他人のことを、良くも悪くも普段は言わない朔良くんの言葉。どういう意味があるのだろう?


「うん」


「…………ハァッ……即答かよ」


えっ、何か溜め息つかれた…………何で?



「朔良くんだって、気遣ってくれたよね?」


「…………誰にもそうだって言うなら、あんたの友達……何で居心地悪そうなんだ?」


そうだ…………小林くんが話し掛けてくる度、玲衣の表情は無だ。それも、朔良くんですら気付くくらいに。


「朔良くんは……小林くんのこと、どう思ってる?」


「目障りなヤツ……」


即答でそれっ!!?


「目障りって、小林くんは朔良くんに何かしたの?」


「さぁな…………」


これは、理由は聞けない感じ?朔良くんだから心配はないだろうけれど…………玲衣のことは、何とかしたい。


「…………なるべく、一人になるなよ?」


「えっ?」


「分かったか?」


ペンを走らせながら、同意を促す朔良くん。理由は分からないけれど、きっと、その方がいいのだろう。


「……朔良くんが居てくれる?」


「……あんたがそう望むなら。……って、いつもって訳にはいかないけどな」


そうだね…………朔良くん、お仕事あるし。シュンとなる私に、見兼ねたのか……急に肩を抱き寄せられた。

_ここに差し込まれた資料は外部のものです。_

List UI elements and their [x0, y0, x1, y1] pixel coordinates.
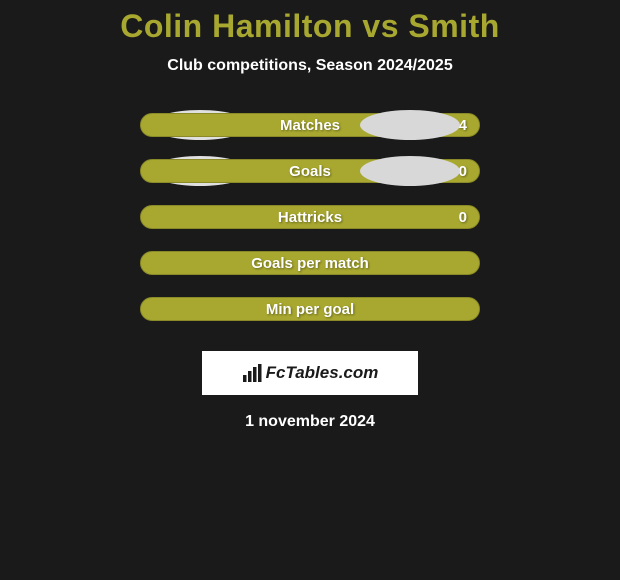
stat-label: Goals	[289, 163, 331, 180]
stat-row: Goals per match	[140, 251, 480, 275]
stat-bar: Goals per match	[140, 251, 480, 275]
main-container: Colin Hamilton vs Smith Club competition…	[0, 0, 620, 431]
stat-label: Min per goal	[266, 301, 354, 318]
page-title: Colin Hamilton vs Smith	[120, 8, 500, 45]
stat-row: Min per goal	[140, 297, 480, 321]
stats-list: Matches4 Goals0 Hattricks 0 Goals per match M…	[140, 113, 480, 343]
date-label: 1 november 2024	[245, 413, 375, 431]
stat-label: Matches	[280, 117, 340, 134]
logo-text: FcTables.com	[266, 363, 379, 383]
logo-content: FcTables.com	[242, 363, 379, 383]
stat-bar: Hattricks 0	[140, 205, 480, 229]
stat-bar: Min per goal	[140, 297, 480, 321]
stat-value: 0	[459, 209, 467, 226]
stat-row: Matches4	[140, 113, 480, 137]
page-subtitle: Club competitions, Season 2024/2025	[167, 57, 452, 75]
stat-row: Goals0	[140, 159, 480, 183]
stat-row: Hattricks 0	[140, 205, 480, 229]
player-oval-right	[360, 110, 460, 140]
player-oval-right	[360, 156, 460, 186]
bar-chart-icon	[242, 364, 262, 382]
stat-label: Hattricks	[278, 209, 342, 226]
logo-box: FcTables.com	[202, 351, 418, 395]
stat-label: Goals per match	[251, 255, 369, 272]
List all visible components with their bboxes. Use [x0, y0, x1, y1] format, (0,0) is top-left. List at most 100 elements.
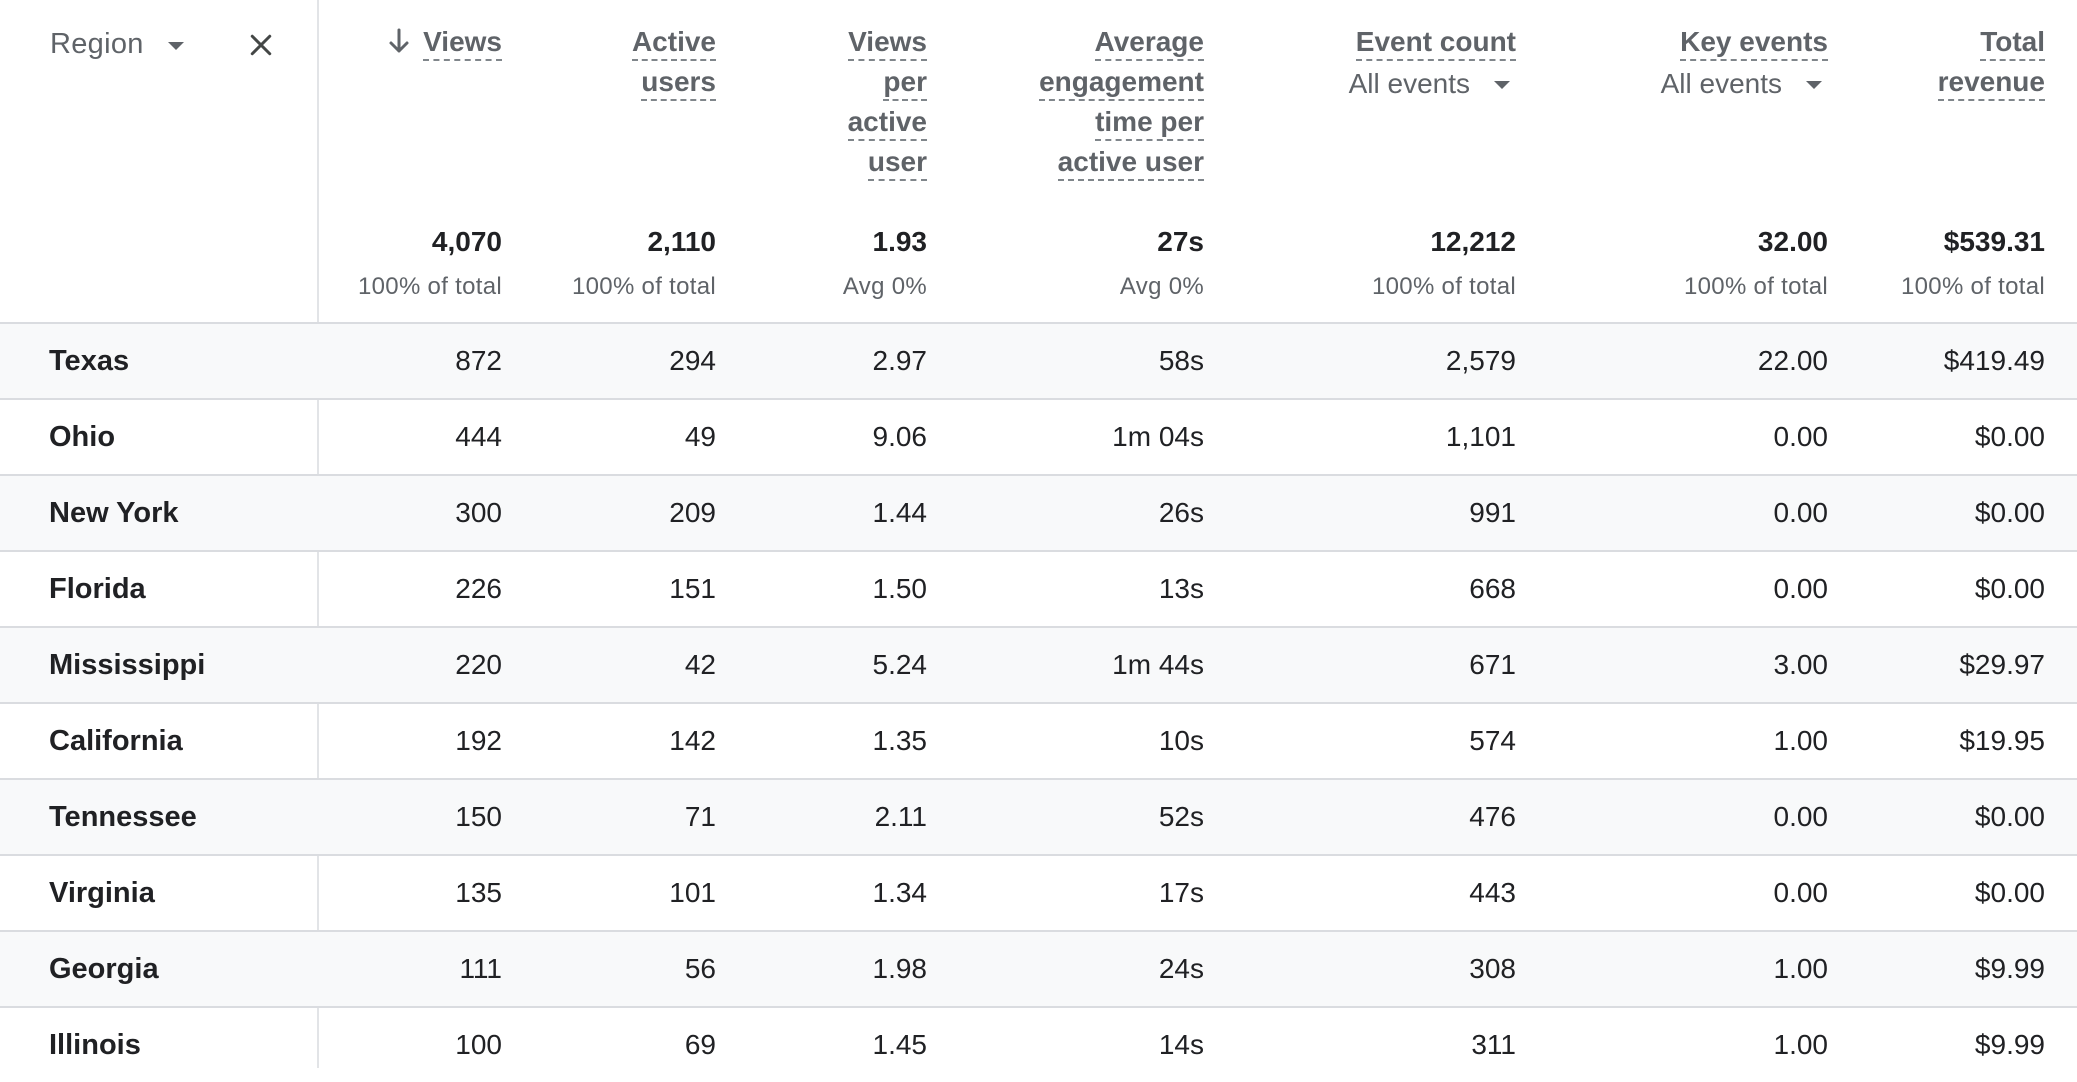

「出来る限り協力はする。だから、そんな顔をするな……(付け入りたくなる……って、手後れか?)」


朔良くんは、私の頭に顔を寄せては髪にキスした。跳ねる私の体に、面白そうに笑う朔良くん。


何かしてやったり感が見え隠れしているけど、不思議に嫌悪感は無かった。最早、朔良くんは優しい人だって刷り込まれているからだろうか?


恐る恐る……朔良くんの体に腕を回した。


「…………フゥッ……」


自然と安堵の息を吐く。朔良くんは、ただ黙って私にされるがままだ。やっぱり、居心地いい…………。


私は知らない…………。


朔良くんが、優し気な眼差しで私を見ていたなど……回した腕に少し力を込めた朔良くんに、よりお互いの体温を心地好く感じていた。